Monday, August 14, 2006

Republicans are using the terror plot news and Lieberman’s defeat to paint Dems as weak. But the Connecticut result doesn’t bode well for Republicans

Fear Factor
Republicans are using the terror plot news and Lieberman’s defeat to paint Dems as
By Eleanor Clift

Aug. 11, 2006 - The foiled terrorist plot to explode airliners over the Atlantic reminds voters that the horrors of warfare they see unfolding on their television screens in Iraq and Lebanon could yet come home to America. There is no doubting the seriousness of the threat the British security forces uncovered, yet there is something disquieting about the way Republicans jumped on the story to reinforce their message coming out of the Connecticut primary that anti-war Democrats can’t be trusted with national security.

This week’s victory of political unknown Ned Lamont over Democratic Senator Joe Lieberman prompted a familiar refrain from the GOP playbook about a party hijacked by its left wing, too weak to respond to terrorism, stuck in the Vietnam era of George McGovern. Never mind that more than 30 years have passed since McGovern ran for president on an anti-war platform. His name is still a potent symbol along with such phrases as cut and run, which the GOP is hammering home to voters in a lame defense of the Iraq war.

“They’ve been playing that angle so long, the politics of fear,” McGovern told NEWSWEEK in a telephone interview from Montana, where he is spending the summer. “Nixon used to say people don’t vote on faith; they vote on fear. For 50 years, they used the fear of communism to beat Democrats and liberals and to discourage any kind of dissent. I hope we don’t have 50 years of terrorism for them to do the same thing.” If Lieberman stays in the race as an Independent, he will carry the GOP’s message that the Democrats have returned to the days of McGovern, and that there is no room in the party for a pro-war, muscular Democrat. “They’ve done that for 50 years—saying Democrats are soft on communism, now they’re saying Democrats aren’t tough enough on terrorism. That argument is beginning to wear thin,” says McGovern, who served in World War Two as a bomber pilot.

Republicans are whistling past the proverbial graveyard if they think the Connecticut results bode well for them. The high turnout reflects voter anger with the war and with President Bush and the GOP-controlled Congress, meaning that Rep. Chris Shays and two other moderate Republicans in the state will likely be swept away in the tide of anger come November. “Bush is poison; that’s the overarching message of this election,” says Paul Equale, a Democratic lobbyist. “Everything else is parlor talk.” Illinois Democrat Rahm Emanuel, who chairs the Democratic congressional campaign committee, called Lieberman Bush’s “love child.” His point is that the election is a referendum on George Bush, “and the person standing closest to Bush gets burned,” a spokesman explained.

Democrats desperately want Lieberman to step aside and not create a sideshow that diverts attention from Bush.

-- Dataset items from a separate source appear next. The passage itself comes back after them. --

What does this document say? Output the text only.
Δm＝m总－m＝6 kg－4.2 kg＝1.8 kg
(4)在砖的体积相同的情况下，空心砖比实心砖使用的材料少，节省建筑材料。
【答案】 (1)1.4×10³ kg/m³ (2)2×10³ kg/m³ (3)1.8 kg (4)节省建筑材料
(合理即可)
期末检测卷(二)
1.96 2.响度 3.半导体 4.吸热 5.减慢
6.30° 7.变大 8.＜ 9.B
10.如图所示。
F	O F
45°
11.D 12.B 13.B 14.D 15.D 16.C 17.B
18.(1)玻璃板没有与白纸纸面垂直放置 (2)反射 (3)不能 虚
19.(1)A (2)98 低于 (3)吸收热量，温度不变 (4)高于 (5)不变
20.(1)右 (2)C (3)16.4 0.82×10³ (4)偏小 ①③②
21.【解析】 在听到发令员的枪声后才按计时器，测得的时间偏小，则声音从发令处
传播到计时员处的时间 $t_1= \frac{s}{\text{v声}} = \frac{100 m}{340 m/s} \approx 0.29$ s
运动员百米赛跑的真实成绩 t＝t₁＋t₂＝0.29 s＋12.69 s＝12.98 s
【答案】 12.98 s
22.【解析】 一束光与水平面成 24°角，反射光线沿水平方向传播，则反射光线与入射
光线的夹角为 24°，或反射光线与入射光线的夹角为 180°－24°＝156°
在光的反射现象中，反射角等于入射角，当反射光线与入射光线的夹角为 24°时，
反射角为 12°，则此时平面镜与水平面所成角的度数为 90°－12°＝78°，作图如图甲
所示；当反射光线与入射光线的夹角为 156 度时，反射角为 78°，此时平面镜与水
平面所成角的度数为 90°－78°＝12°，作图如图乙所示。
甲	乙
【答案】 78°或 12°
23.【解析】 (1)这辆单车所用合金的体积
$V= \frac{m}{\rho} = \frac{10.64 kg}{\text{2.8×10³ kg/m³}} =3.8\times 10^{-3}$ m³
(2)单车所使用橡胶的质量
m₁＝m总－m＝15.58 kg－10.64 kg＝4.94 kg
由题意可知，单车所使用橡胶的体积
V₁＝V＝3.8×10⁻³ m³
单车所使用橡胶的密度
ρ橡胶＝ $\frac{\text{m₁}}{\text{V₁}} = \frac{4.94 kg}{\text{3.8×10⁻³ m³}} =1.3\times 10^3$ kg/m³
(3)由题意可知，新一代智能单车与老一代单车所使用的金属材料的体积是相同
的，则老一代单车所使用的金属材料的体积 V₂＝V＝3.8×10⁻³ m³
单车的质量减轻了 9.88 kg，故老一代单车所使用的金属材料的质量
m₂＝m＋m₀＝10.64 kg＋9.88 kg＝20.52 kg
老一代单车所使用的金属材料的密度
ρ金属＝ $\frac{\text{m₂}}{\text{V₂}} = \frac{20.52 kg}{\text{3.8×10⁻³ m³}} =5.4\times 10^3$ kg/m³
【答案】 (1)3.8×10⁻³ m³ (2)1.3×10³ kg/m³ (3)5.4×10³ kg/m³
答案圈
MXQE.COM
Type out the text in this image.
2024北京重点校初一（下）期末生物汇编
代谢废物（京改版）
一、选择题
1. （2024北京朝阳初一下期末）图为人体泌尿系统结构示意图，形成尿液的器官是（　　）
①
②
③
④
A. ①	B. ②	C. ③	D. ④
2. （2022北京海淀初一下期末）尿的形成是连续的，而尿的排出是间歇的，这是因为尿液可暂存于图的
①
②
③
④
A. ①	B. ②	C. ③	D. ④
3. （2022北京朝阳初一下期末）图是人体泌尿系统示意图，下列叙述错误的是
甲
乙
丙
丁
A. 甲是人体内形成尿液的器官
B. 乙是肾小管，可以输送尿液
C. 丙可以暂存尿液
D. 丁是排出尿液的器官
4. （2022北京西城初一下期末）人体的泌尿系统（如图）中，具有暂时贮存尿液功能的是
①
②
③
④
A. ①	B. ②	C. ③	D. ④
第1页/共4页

But that will take finesse backed up by poll numbers. “Democrats need to take it easy on Lieberman, not go and hammer on him 12 hours after he’s eked out a defeat that’s much narrower than was forecast,” a party strategist told NEWSWEEK. “Better to wait for the court of public opinion and build a prima facie case with the right messenger [to deliver it]: Bill Clinton, [Connecticut Senator] Chris Dodd—or better yet, someone who has resonance with Hadassah [Lieberman’s wife.] She’s got a major say in this.” That will take time as well as Lieberman’s realization that winning as a pro-war Independent is unlikely in the current climate. “Some things in politics are done in a flash; some are done more glacially; this is closer to glacial,” says the strategist.

Hillary Clinton got out ahead of the storm with her sharp attack last week on Defense Secretary Donald Rumsfeld. Critics on the left called her an opportunist, but in the world of politics, is there anybody who isn’t? “The way she took on Rumsfeld was great for her,” says Republican pollster Frank Luntz. “She took on the manager rather than the war itself—how it’s administered. “You criticize the process rather than putting out an alternative.” Luntz says if he were strategizing for the Democrats, he would keep the party’s more strident anti-war voices in the background and put [Illinois Senator] Barack Obama on television. “It’s one thing to be anti-war and another to be seen on the fringe,” he says.

Hillary supported Lieberman in the primary, but wrote Lamont a $5,000 check from her HILLPAC the day after the election. “Maybe this will put a little spine in the backs of Democrats,” says McGovern. Hillary and Bill worked on McGovern’s presidential campaign in ’72, and he says he has “lasting personal affection for her,” but doesn’t like her careful positioning on the war and wishes she were “a little more gutsy.” What Hillary is doing works for now; it won’t work for the primaries in ’08. A lot will change by then, and if the Bush administration gets the message, there may not be a war for Democrats to kick around.